SC affirms ruling dismissing Pichay from LWUA, barring him from public office

Mike Navallo, ABS-CBN News

Posted at Jan 17 2022 02:01 PM | Updated as of Jan 17 2022 07:56 PM

MANILA — The Supreme Court has upheld a 2011 Ombudsman ruling dismissing Surigao del Sur 1st District representative Prospero Pichay, Jr. as head of the Local Water Utilities Administration (LWUA) for grave misconduct and perpetually disqualifying him from public office. 

The administrative case stemmed from LWUA’s acquisition of a thrift bank without approval of the Monetary Board and the President.

The same SC resolution, dated November 11, 2021 but uploaded only on January 14 this year, also rejected his bid to reverse the Sandiganbayan’s finding of probable cause to charge him with 3 counts of graft and 1 count of violating the Manual on Regulations for Banks over the same transaction.

Pichay served as LWUA chair from September 2008 until he was dismissed in 2011.

During his stint, he oversaw the acquisition by LWUA of 445,377 shares or 60% of the shares of thrift bank Express Savings Bank, Inc. (ESBI) for P80 million. LWUA also deposited P300 million and made an advance payment of P400 million to subscribe to the increase in ESBI's authorized capital stock.

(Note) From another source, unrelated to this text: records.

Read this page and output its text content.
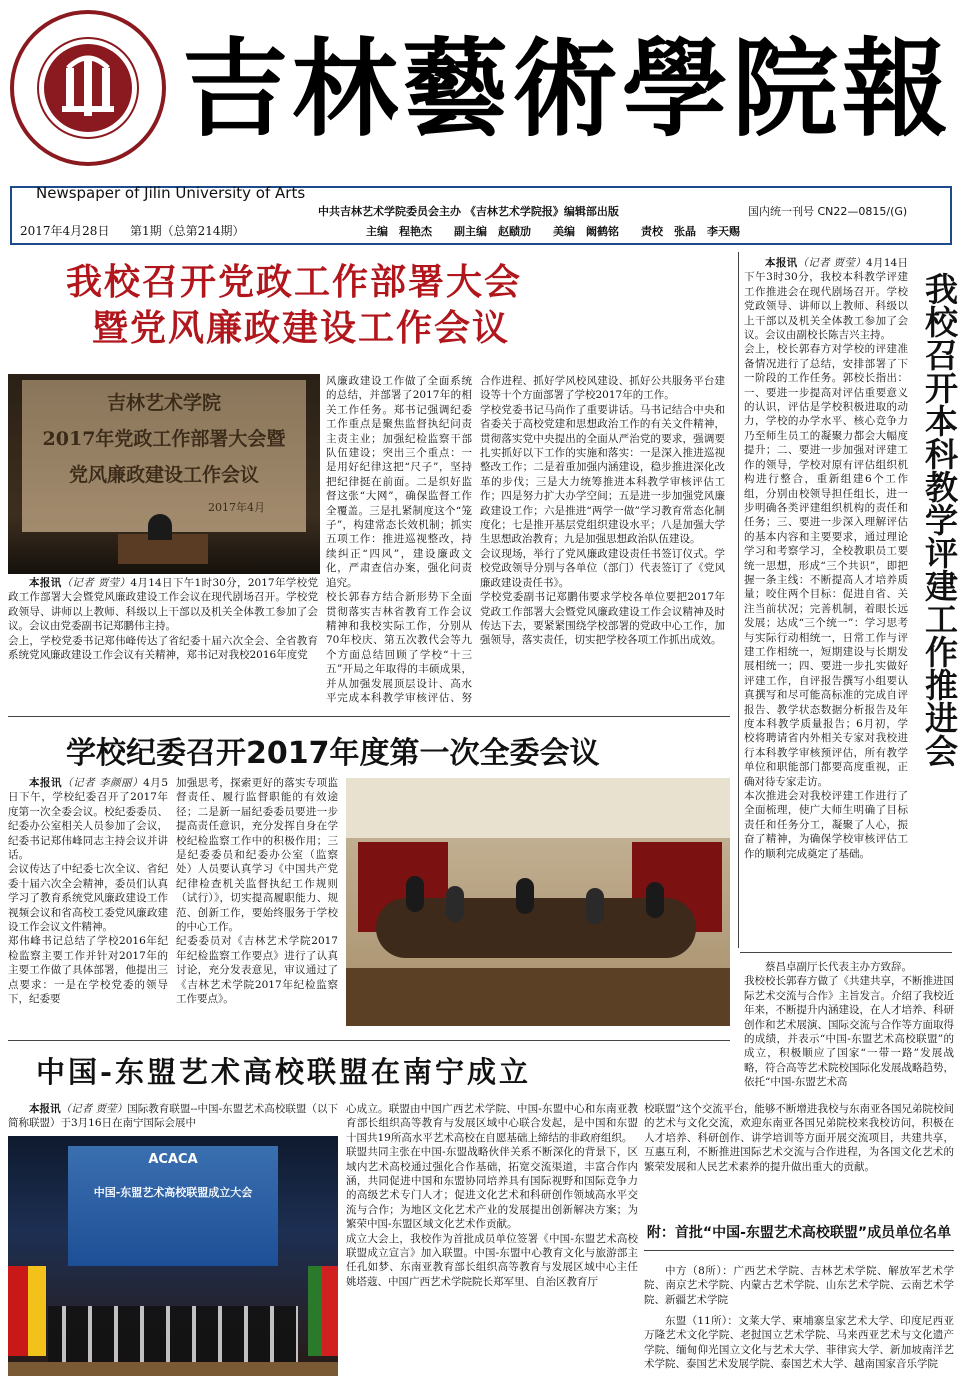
吉林藝術學院報
Newspaper of Jilin University of Arts
2017年4月28日 第1期（总第214期）
中共吉林艺术学院委员会主办 《吉林艺术学院报》编辑部出版	国内统一刊号 CN22—0815/(G)
主编　程艳杰　　副主编　赵赜劢　　美编　阚鹤铭　　责校　张晶　李天赐
我校召开党政工作部署大会
暨党风廉政建设工作会议
吉林艺术学院
2017年党政工作部署大会暨
党风廉政建设工作会议
2017年4月

本报讯（记者 贾莹）4月14日下午1时30分，2017年学校党政工作部署大会暨党风廉政建设工作会议在现代剧场召开。学校党政领导、讲师以上教师、科级以上干部以及机关全体教工参加了会议。会议由党委副书记郑鹏伟主持。
会上，学校党委书记郑伟峰传达了省纪委十届六次全会、全省教育系统党风廉政建设工作会议有关精神，郑书记对我校2016年度党

风廉政建设工作做了全面系统的总结，并部署了2017年的相关工作任务。郑书记强调纪委工作重点是聚焦监督执纪问责主责主业；加强纪检监察干部队伍建设；突出三个重点：一是用好纪律这把“尺子”，坚持把纪律挺在前面。二是织好监督这张“大网”，确保监督工作全覆盖。三是扎紧制度这个“笼子”，构建常态长效机制；抓实五项工作：推进巡视整改，持续纠正“四风”，建设廉政文化，严肃查信办案，强化问责追究。
校长郭春方结合新形势下全面贯彻落实吉林省教育工作会议精神和我校实际工作，分别从70年校庆、第五次教代会等九个方面总结回顾了学校“十三五”开局之年取得的丰硕成果，并从加强发展顶层设计、高水平完成本科教学审核评估、努

合作进程、抓好学风校风建设、抓好公共服务平台建设等十个方面部署了学校2017年的工作。
学校党委书记马尚作了重要讲话。马书记结合中央和省委关于高校党建和思想政治工作的有关文件精神，贯彻落实党中央提出的全面从严治党的要求，强调要扎实抓好以下工作的实施和落实：一是深入推进巡视整改工作；二是着重加强内涵建设，稳步推进深化改革的步伐；三是大力统筹推进本科教学审核评估工作；四是努力扩大办学空间；五是进一步加强党风廉政建设工作；六是推进“两学一做”学习教育常态化制度化；七是推开基层党组织建设水平；八是加强大学生思想政治教育；九是加强思想政治队伍建设。
会议现场，举行了党风廉政建设责任书签订仪式。学校党政领导分别与各单位（部门）代表签订了《党风廉政建设责任书》。
学校党委副书记郑鹏伟要求学校各单位要把2017年党政工作部署大会暨党风廉政建设工作会议精神及时传达下去，要紧紧围绕学校部署的党政中心工作，加强领导，落实责任，切实把学校各项工作抓出成效。

学校纪委召开2017年度第一次全委会议

本报讯（记者 李颜丽）4月5日下午，学校纪委召开了2017年度第一次全委会议。校纪委委员、纪委办公室相关人员参加了会议，纪委书记郑伟峰同志主持会议并讲话。
会议传达了中纪委七次全议、省纪委十届六次全会精神，委员们认真学习了教育系统党风廉政建设工作视频会议和省高校工委党风廉政建设工作会议文件精神。
郑伟峰书记总结了学校2016年纪检监察主要工作并针对2017年的主要工作做了具体部署，他提出三点要求：一是在学校党委的领导下，纪委要

加强思考，探索更好的落实专项监督责任、履行监督职能的有效途径；二是新一届纪委委员要进一步提高责任意识，充分发挥自身在学校纪检监察工作中的积极作用；三是纪委委员和纪委办公室（监察处）人员要认真学习《中国共产党纪律检查机关监督执纪工作规则（试行）》，切实提高履职能力、规范、创新工作，要始终服务于学校的中心工作。
纪委委员对《吉林艺术学院2017年纪检监察工作要点》进行了认真讨论，充分发表意见，审议通过了《吉林艺术学院2017年纪检监察工作要点》。

我校召开本科教学评建工作推进会

本报讯（记者 贾莹）4月14日下午3时30分，我校本科教学评建工作推进会在现代剧场召开。学校党政领导、讲师以上教师、科级以上干部以及机关全体教工参加了会议。会议由副校长陈吉兴主持。
会上，校长郭春方对学校的评建准备情况进行了总结，安排部署了下一阶段的工作任务。郭校长指出：一、要进一步提高对评估重要意义的认识，评估是学校积极进取的动力，学校的办学水平、核心竞争力乃至师生员工的凝聚力都会大幅度提升；二、要进一步加强对评建工作的领导，学校对原有评估组织机构进行整合，重新组建6个工作组，分别由校领导担任组长，进一步明确各类评建组织机构的责任和任务；三、要进一步深入理解评估的基本内容和主要要求，通过理论学习和考察学习，全校教职员工要统一思想，形成“三个共识”，即把握一条主线：不断提高人才培养质量；咬住两个目标：促进自省、关注当前状况；完善机制，着眼长远发展；达成“三个统一”：学习思考与实际行动相统一，日常工作与评建工作相统一，短期建设与长期发展相统一；四、要进一步扎实做好评建工作，自评报告撰写小组要认真撰写和尽可能高标准的完成自评报告、教学状态数据分析报告及年度本科教学质量报告；6月初，学校将聘请省内外相关专家对我校进行本科教学审核预评估，所有教学单位和职能部门都要高度重视，正确对待专家走访。
本次推进会对我校评建工作进行了全面梳理，使广大师生明确了目标责任和任务分工，凝聚了人心，振奋了精神，为确保学校审核评估工作的顺利完成奠定了基础。

中国-东盟艺术高校联盟在南宁成立

蔡昌卓副厅长代表主办方致辞。
我校校长郭春方做了《共建共享，不断推进国际艺术交流与合作》主旨发言。介绍了我校近年来，不断提升内涵建设，在人才培养、科研创作和艺术展演、国际交流与合作等方面取得的成绩，并表示“中国-东盟艺术高校联盟”的成立，积极顺应了国家“一带一路”发展战略，符合高等艺术院校国际化发展战略趋势，依托“中国-东盟艺术高

本报讯（记者 贾莹）国际教育联盟--中国-东盟艺术高校联盟（以下简称联盟）于3月16日在南宁国际会展中

ACACA
中国-东盟艺术高校联盟成立大会

心成立。联盟由中国广西艺术学院、中国-东盟中心和东南亚教育部长组织高等教育与发展区域中心联合发起，是中国和东盟十国共19所高水平艺术高校在自愿基础上缔结的非政府组织。
联盟共同主张在中国-东盟战略伙伴关系不断深化的背景下，区域内艺术高校通过强化合作基础，拓宽交流渠道，丰富合作内涵，共同促进中国和东盟协同培养具有国际视野和国际竞争力的高级艺术专门人才；促进文化艺术和科研创作领域高水平交流与合作；为地区文化艺术产业的发展提出创新解决方案；为繁荣中国-东盟区域文化艺术作贡献。
成立大会上，我校作为首批成员单位签署《中国-东盟艺术高校联盟成立宣言》加入联盟。中国-东盟中心教育文化与旅游部主任孔如梦、东南亚教育部长组织高等教育与发展区域中心主任姚塔蔻、中国广西艺术学院院长郑军里、自治区教育厅

校联盟”这个交流平台，能够不断增进我校与东南亚各国兄弟院校间的艺术与文化交流，欢迎东南亚各国兄弟院校来我校访问，积极在人才培养、科研创作、讲学培训等方面开展交流项目，共建共享，互惠互利，不断推进国际艺术交流与合作进程，为各国文化艺术的繁荣发展和人民艺术素养的提升做出重大的贡献。

附：首批“中国-东盟艺术高校联盟”成员单位名单

中方（8所）：广西艺术学院、吉林艺术学院、解放军艺术学院、南京艺术学院、内蒙古艺术学院、山东艺术学院、云南艺术学院、新疆艺术学院

东盟（11所）：文莱大学、柬埔寨皇家艺术大学、印度尼西亚万隆艺术文化学院、老挝国立艺术学院、马来西亚艺术与文化遗产学院、缅甸仰光国立文化与艺术大学、菲律宾大学、新加坡南洋艺术学院、泰国艺术发展学院、泰国艺术大学、越南国家音乐学院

But some LWUA employees questioned the transaction, accusing Pichay and his fellow LWUA officers of violating the General Appropriations Act for Fiscal Year 2009 which prohibited government funds from being invested in private banking institutions like the Gatchalian-owned ESBI. 

Pichay was also accused of not securing prior approval of the Bangko Sentral ng Pilipinas’ (BSP’s) Monetary Board before acquiring more than 20% ownership of a bank. 

The employees also argued ESBI was under BSP rehabilitation and P480 million of LWUA’s investment was not protected by government securities nor by certificate of stocks by ESBI.

The Ombudsman found Pichay and fellow LWUA officers guilty of grave misconduct and ordered their perpetual disqualification from service. The Court of Appeals sided with the Ombudsman.

In his appeal to the Supreme Court, Pichay claimed violation of due process when he was supposedly not informed of the bases of the administrative charge because the complaint did not allege the lack of the approval of the President and the Monetary Board.

But the SC said these points were raised in the proceedings with the Office of the Ombudsman and in the position paper of complainants and he had all the opportunity to address the allegations.

SC affirmed the finding of grave misconduct, noting that Pichay was repeatedly informed, through various letters, that acquiring ESBI needs prior approval of the President and the Monetary Board.

“The flagrant disregard of the rules committed by Pichay, despite being knowledgeable of the requirements for obtaining ESBI, as evinced by the letters that were sent to him, is evident. The absence of a definitive approval as required by the banking laws and regulations should have prompted Pichay to raise concerns with the LWUA Board before proceeding with the acquisition of ESBI. However, instead of raising such concerns, he allowed the LWUA Board, under his leadership, to continue with the negotiations and eventual acquisition of ESBI. This repeated disregard of the rules equates to a grave misconduct,” the SC’s First Division said through a resolution signed by the Division Clerk of Court.

The resolution said the LWUA’s ESBI transaction resulted in losses on the part of the government amounting to P780 million.

“Continuously transferring funds to an entity, for which approval of the appropriate regulatory body was not yet acquired, exposed these funds to visibly potential risks. As it later turned out, the risks led to losses, as ESBI was eventually closed, and there was no showing that LWUA was able to recover the full amount it spent in relation to the acquisition of ESBI,” it said.

The undue injury to the government was also the basis for the SC’s ruling that the Sandiganbayan had probable cause to charge Pichay of 3 counts of violation of section 3(e) of the Anti-Graft and Corrupt Practices Act (RA 3019) and 1 count of violating the Manual on Regulations for Banks (MORB).

Not only was the LWUA required to obtain prior approval by the Monetary Board before purchasing more than 20% shares of a bank, it was also obligated to register the transfer of ownership under the MORB, the SC said.

Pichay sought to challenge the perpetual disqualification penalty, claiming that perpetual disqualification under Administrative Order No. 07 only applied to government positions that involve employment, not to any public office.

But SC said there is nothing in the provisions of AO 07 which would prevent it from being applied to administrative cases in the civil service. 

Instead, the court said, the administrative order makes the penalties under Executive Order No. 292 applicable to disciplinary actions, which include perpetual disqualification from holding public office.

The high court also rejected Pichay’s claim of violation of right to speedy disposition of the case.

Pichay who served as representative for the 1st District of Surigao del Sur from 1998 to 2007, lost in the 2007 senatorial race before becoming LWUA chair in 2008. 

Following his dismissal from LWUA, he returned to the same seat at the House of Representatives and is now running for his third and final term in the May 2022 polls.